The Family History Information Standards Organisation (FHISO) is a newly-formed international organization created to develop standards for the digital representation and sharing of family history and genealogical information. The standards are hoped to solve today’s interoperability issues independently of technology platforms, genealogy products or services. They are expected to provide opportunities for innovation and address robust user requirements such as search, capture and research administration.
In the fall of 2010, a group of technologists and users formed the “Build a BetterGEDCOM Project” to improve data exchange standards and to facilitate sharing between researchers. This grassroots effort has grown into an open forum for the exchange of ideas, and a substantial body of work has been produced. In order to realize the project goals, a more structured, organized environment was needed. It is hoped that FHISO will provide this environment.

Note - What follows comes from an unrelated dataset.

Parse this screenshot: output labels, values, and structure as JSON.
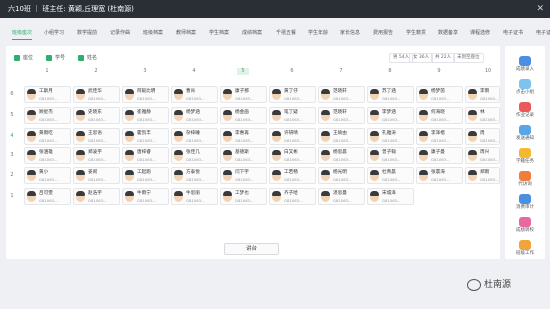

The FHISO process is expected to identify practices and trends that require standardization and provide a transparent, collaborative environment that promotes innovation and consensus-building for the development of open standards. Following publication, the organization is expected to provide education and other support to encourage standards adoption and use. The FHISO standards will be publicly available at zero or minimal cost on a non-discriminatory basis according to an recently released FHISO statement. Anyone will be able to implement the standards for any purpose without royalty or license fees, the statement said.
FHISO membership is available to all who participate in the global family history and genealogical community. “The success of FHISO depends on the voluntary participation of its members representing all the global stakeholder groups,” the group said in its statement to the press. “In the standards-setting process, there is no substitute for the active involvement of vendors, developers, technologists, users and family history or genealogy organisations.”